So,
the details of Labour’s long-awaited capital gains tax have been revealed, and
now the speculation begins as to how the government will go about implementing
Sir Michael Cullen’s long-cherished dream. One thing that is near certain is
that should Labour choose to proceed (and why should they not – they have been
promising this since 2011, despite its contributing to their massive election
defeats in 2011 and 2014, and they have no other tax policy to speak of) it
will not implement the Cullen proposal in its entirety (governments never do).
And even if they do proceed, assuming that in this era of feel good politics
they do not succumb to a reality check in the meantime, because they know
better than the majority of New Zealanders opposed to a new capital gains tax,
it is just as certain that the tax will be amended early and often as the
myriad loopholes associated with it become more and more obvious. The history
of major tax change is always one of constant tinkering and amendment to try to
make it more workable.
It
is no bad thing to review tax policy and the taxation system from time to time,
to ensure it remains effective in its primary task of collecting the revenue
the government needs to do its business, as efficiently and cleanly as possible.

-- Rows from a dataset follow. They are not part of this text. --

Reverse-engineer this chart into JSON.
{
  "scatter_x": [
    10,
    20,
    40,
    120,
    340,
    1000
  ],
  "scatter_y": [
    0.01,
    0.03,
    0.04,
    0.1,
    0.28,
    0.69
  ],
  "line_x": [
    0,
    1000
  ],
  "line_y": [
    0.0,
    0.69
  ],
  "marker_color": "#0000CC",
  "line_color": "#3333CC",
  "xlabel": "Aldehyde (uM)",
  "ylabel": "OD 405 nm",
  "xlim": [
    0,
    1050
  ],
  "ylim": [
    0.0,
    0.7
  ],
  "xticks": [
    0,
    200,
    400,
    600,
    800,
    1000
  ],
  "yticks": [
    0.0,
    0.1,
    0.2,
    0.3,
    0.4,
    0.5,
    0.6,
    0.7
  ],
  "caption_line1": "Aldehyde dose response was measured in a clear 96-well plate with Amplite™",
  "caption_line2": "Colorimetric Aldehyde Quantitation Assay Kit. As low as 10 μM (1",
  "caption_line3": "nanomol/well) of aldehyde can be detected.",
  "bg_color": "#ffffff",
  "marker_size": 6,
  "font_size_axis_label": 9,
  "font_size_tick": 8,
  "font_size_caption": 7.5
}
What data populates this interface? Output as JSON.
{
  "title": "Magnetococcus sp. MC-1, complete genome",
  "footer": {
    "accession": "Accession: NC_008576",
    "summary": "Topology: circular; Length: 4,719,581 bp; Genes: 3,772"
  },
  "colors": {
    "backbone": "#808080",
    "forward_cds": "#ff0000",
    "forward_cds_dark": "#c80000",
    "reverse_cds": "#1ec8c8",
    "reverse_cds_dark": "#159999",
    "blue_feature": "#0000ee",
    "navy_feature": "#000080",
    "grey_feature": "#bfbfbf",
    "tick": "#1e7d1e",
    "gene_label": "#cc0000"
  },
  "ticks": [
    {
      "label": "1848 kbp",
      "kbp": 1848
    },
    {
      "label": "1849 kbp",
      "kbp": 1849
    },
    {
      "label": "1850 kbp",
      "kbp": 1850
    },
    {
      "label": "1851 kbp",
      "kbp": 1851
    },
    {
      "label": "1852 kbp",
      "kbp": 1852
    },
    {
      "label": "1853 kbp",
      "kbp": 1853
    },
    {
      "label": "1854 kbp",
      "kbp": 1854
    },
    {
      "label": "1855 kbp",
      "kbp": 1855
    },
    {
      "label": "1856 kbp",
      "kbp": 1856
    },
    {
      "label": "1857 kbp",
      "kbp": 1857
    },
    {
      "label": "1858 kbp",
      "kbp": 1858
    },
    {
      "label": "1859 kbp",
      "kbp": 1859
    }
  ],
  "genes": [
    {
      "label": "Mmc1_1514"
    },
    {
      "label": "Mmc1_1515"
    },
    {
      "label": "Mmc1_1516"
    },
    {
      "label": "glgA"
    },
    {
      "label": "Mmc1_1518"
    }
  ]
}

However, politicians invariably run into trouble when they attempt to use the
tax system for wealth redistribution or social policy purposes, because those
often run counter to the smooth and efficient collection of taxation. They
inevitably create loopholes for those who are the target of such policies to
exploit, leading to further measures to close the loopholes, in some sort of
never-ending game. As a consequence, the tax system becomes more complex to
understand and complicated to administer, making it more and more inefficient,
and fuelling calls for its simplification.
The
capital gains tax, no matter how it is designed and monitored, will exemplify
all these issues, and be a boon for few but the tax accountancy and advisory
businesses. It is, for example, difficult to see how taxing the capital gain on
the sale of second property will make it any easier for those currently unable
to enter the residential housing market to do so, especially since their
problem is raising the initial deposit. It is far more likely, that such
properties will be retained within families through gifting or other devices,
and an explosion of mechanisms to enable this to occur can be expected.
The
best way to ensure fairness and equity in the tax system is by keeping it as simple
as possible so that it is easy for taxpayers to comply with, and just as easy
to enforce, without the need for complex rules, trying to second-guess every
tax minimisation possibility. A massive plain-English rewrite of the tax law in
the mid 2000s still left us with more than 2,000 pages of tax law, and the
capital gains tax proposal can only be expected to add significantly to that.
A
curious feature of the Cullen proposal is that it is supposed to be tax
neutral. The revenue a capital gains tax may potentially raise over time is
purportedly to be re-distributed back to those on the lowest marginal tax rate.
That means all taxpayers, including those paying the capital gains tax in the
first place, as well as the least well-off, will end-up receiving the same
personal tax cut! It is hard to see the logic of how that contributes to the
redistribution of wealth the Prime Minister talks about. Her airy dismissal of
criticism, saying it is really all about some undefined sense of fairness, is
shallow and no answer at all.
The
blunt reality is that all the mealy-mouthed talk we have heard so far about the
capital gains tax is a giant diversion tactic. This is not about fairness,
rebalancing the tax system, or any other vacuous inanity used to describe what
is going on. This is about Labour doing what it always intended and using the
Tax Working Group as its cover.
If
Labour had been truly serious about fundamental reform of the tax system, it
would have sought to answer much more basic question first – what is a
reasonable level of expenditure for a New Zealand government, given its various
social and other commitments, and what is the best way of funding from a tax
perspective? That way, an expanded and broadened working group would have been
enabled to make a meaningful contribution to the future shaping of social and
economic policy, rather than just be used as stooges for a predetermined policy
outcome, the way the majority of the Tax Working Group have been.